Included studies recruited 1473 patients with confirmed severe COVID-19. Of them, 472 patients received tocilizumab while 1001 patients served as a control. Male participants were predominant in all the studies. The male sex OR in TCZ treated group relative to control pooled from the studies using fixed effect model was 1.59 [1.24, 2.04].

The main outcomes:

  1. As demonstrated in Fig. 2, the pooled mortality risk from the included six studies was significantly reduced by 41 % in 7 days, 40 % in 14 days, 28 % in 21 days, and 37% in 28 days in the tocilizumab treated group, compared to the control group using the fixed-effect model. Heterogeneity was not significant (P > 0.05).
  2. In Fig. 3 , the clinical improvement was not statistically significant between the two groups. RR pooled from two studies (Campochiaro et al., 2020; Kewan et al., 2020) using fixed effect model was 1.21 [0.89, 1.64]. Heterogeneity was not significant (P = 0.72).
  3. There was no statistically significant difference between the two groups in the change in respiratory support. RR of improvement and worsening in respiratory support pooled from two studies (Campochiaro et al., 2020; Kewan et al., 2020) using fixed effect model was 1.20 [0.91, 1.57] and 0.52 [0.26, 1.04], respectively. Heterogeneity was not significant (P > 0.05).
  4. Additional outcomes:

  1. In Fig. 4, the occurrence of serious adverse events was not significant between the two groups. RD pooled from three studies (Campochiaro et al., 2020; Colaneri et al., 2020; Guaraldi et al., 2020) using fixed effect model was 0.00 [-0.02, 0.03]. Heterogeneity was not significant (χ2 = 0.32,P = 0.85).
  2. The occurrence of bacteremia was not significant between the two groups. RR pooled from three studies (Campochiaro et al., 2020; Guaraldi et al., 2020; Ip et al., 2020) using fixed effect model was 1.25 [0.80, 1.97]. Heterogeneity was not significant (χ2 = 0.16, P = 0.92)
  3. The elevation of liver functions was not significant between the two groups.
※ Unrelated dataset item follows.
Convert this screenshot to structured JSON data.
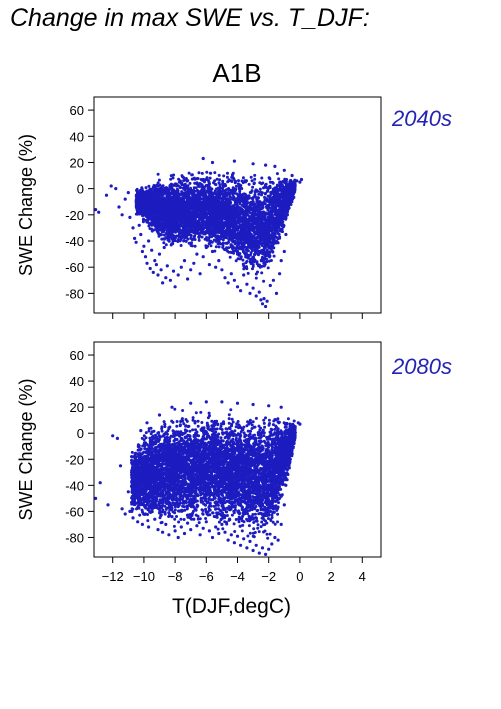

RD pooled from three studies (Campochiaro et al., 2020; Colaneri et al., 2020; Guaraldi et al., 2020) using fixed effect model was -0.00 [-0.03, 0.02]. Heterogeneity was not significant (χ2 = 0.24, P = 0.89).
  4. Neutropenia was 9.23 more likely to be occurred in tocilizumab treated group than control group. RR pooled from two studies (Campochiaro et al., 2020; Guaraldi et al., 2020)using fixed effect model was 9.23 [1.06, 80.24]. Heterogeneity was not significant (χ2 = 0.08, P = 0.77)
  5. The occurrence of new infections was significant between the two groups. RD pooled from six studies (Campochiaro et al., 2020; Colaneri et al., 2020; Guaraldi et al., 2020; Ip et al., 2020; Kewan et al., 2020; Somers, Eschenauer, Troost, Golob, Gandhi, Wang, Zhou, Petty, Baang, & Dillman, 2020) using fixed and random effect model was 0.09 [0.05, 0.12] and 0.07 [0.00, 0.14] respectively. Heterogeneity was significant (χ2 = 18.73, P = 0.002).
  6. The occurrence of infusion related reaction was not significant between the two groups. RD pooled from two studies (Campochiaro et al., 2020; Guaraldi et al., 2020) using Fixed effect model was 0.01 [-0.02, 0.03]. Heterogeneity was not significant (χ2 = 0.12, P = 0.73).
  7. Sensitivity analysis:

Based on our assessment of risk of bias, the only two studies showed serious risk of confounding bias, Guaraldi G. et al., and Ip A.et al., were excluded. The same analysis of the combined outcomes was done, and there was no significant difference between the two analyses.